Even within a single ongoing wave of colonial expansion, if it's a century or two old as it is in TOS/TNG, a lot of those early colonies would be pretty isolated for years or decades at a time and could go off in weird directions by the time civilization catches up with them. If it's in a universe without FTL travel or communication, that's even more of a given. There have been a fair number of SF stories about space travelers revisiting isolated colonies and running afoul of their odd cultural values or extremism.
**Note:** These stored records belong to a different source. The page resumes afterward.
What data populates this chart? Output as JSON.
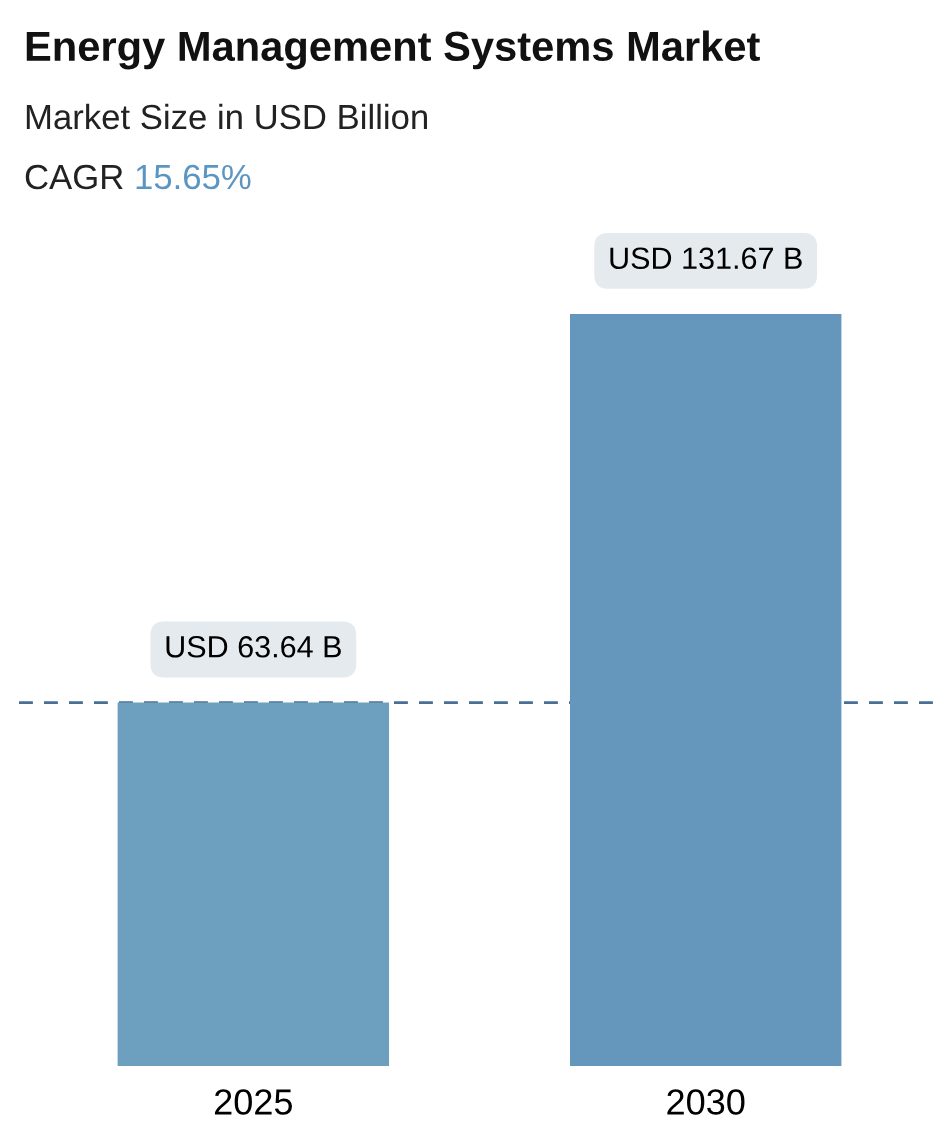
{
  "chart_data": {
    "type": "bar",
    "title": "Energy Management Systems Market",
    "subtitle": "Market Size in USD Billion",
    "annotations": [
      "CAGR 15.65%"
    ],
    "categories": [
      "2025",
      "2030"
    ],
    "values": [
      63.64,
      131.67
    ],
    "value_labels": [
      "USD 63.64 B",
      "USD 131.67 B"
    ],
    "colors": [
      "#6d9fbf",
      "#6596bb"
    ],
    "ref_lines": [
      {
        "axis": "y",
        "value": 63.64,
        "color": "#4a6f96",
        "line_style": "dashed"
      }
    ],
    "grid": false,
    "legend": false
  }
}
Heck, even outside of frontier narratives, there are a lot of works of fiction about city folk running afoul of the weird customs of isolated rural communities, from Deliverance to Hot Fuzz to countless TV episodes about the heroes getting caught in rural speed traps and impressed as slave labor for the corrupt local lawmen.
 
Regarding comments by Greg Cox, a prior wave of colonization may actually be Transplanted Humans.

(I have been having trouble posting a link for the TV Tropes article).

To summarize, spacefaring aliens had transported humans from Earth to a class M planet. Establishing a human colony on that planet.

These colonies may be remnants of ancient cultures that no longer exist on Earth.